The World Resources Institute, in partnership with the World Business Council for Sustainable Development, published an updated version of ‘Sourcing Legally Produced Wood, a Guide for Businesses’. The document provides information on illegal logging and associated trade, private and public procurement policies, export country logging, log export bans, and wood products legality legislation in the United States, the EU and Australia.

EIA report on fake CITES permits in Rosewood trade

The Environmental Investigation Agency (EIA) published a report suggesting that Vietnam imported and re-exported Siamese Rosewood from Cambodia, in violation of the CITES Convention. The authors of the report claim that the Vietnam Management Authority knowingly accepted fake CITES permits when authorising imports of Siamese Rosewood from 2013-2015, which was subsequently re-exported to China.

The International Association of Wood Anatomists published the Atlas of Vessel Elements

The University of Hamburg and the Thünen Institute have developed the ‘Atlas of vessel elements’ for the identification of Asian timbers in pulp, paper and fiberboard.
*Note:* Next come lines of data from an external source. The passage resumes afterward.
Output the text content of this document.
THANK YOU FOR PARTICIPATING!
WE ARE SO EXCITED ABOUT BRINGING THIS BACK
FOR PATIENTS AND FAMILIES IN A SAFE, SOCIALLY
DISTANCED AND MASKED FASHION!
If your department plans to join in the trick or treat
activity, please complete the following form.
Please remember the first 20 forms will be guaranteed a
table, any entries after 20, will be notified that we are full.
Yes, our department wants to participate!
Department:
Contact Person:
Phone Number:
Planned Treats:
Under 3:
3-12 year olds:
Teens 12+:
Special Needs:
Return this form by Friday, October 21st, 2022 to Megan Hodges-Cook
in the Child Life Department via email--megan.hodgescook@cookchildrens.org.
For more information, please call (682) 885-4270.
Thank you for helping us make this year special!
This publication, funded by the German Environmental Foundation, describes diagnostic features of 38 tropical and temperate Asian timbers regularly identified in fiberboards, pulp and paper from Asia. The authors of the Atlas hope that this resource will help to preserve protected tree species.

New supply-chain tracking tools

Stockholm Environment Institute and Global Canopy created a new tool aimed at improving the transparency of supply chains. The Transparency for Sustainable Economies tool (‘Trase’) shows the connections between internationally traded commodities and places where deforestation is happening.

CEPI decision tree

The Confederation of European Paper Industries (CEPI) published an animation that explains the main provisions of the EUTR, including the decision-making process for carrying out ‘due diligence’.

EUTR product scope infographic

Global Traceability published an infographic that illustrates the results of European Commission’s 2018 public survey on the product scope of the EUTR, and shows the type of products which, according to respondents, should be covered by the EUTR.

This publication has been funded with UK aid from the UK government. The information contained in this document is the sole responsibility of its authors and does not necessarily reflect the UK government’s official policies.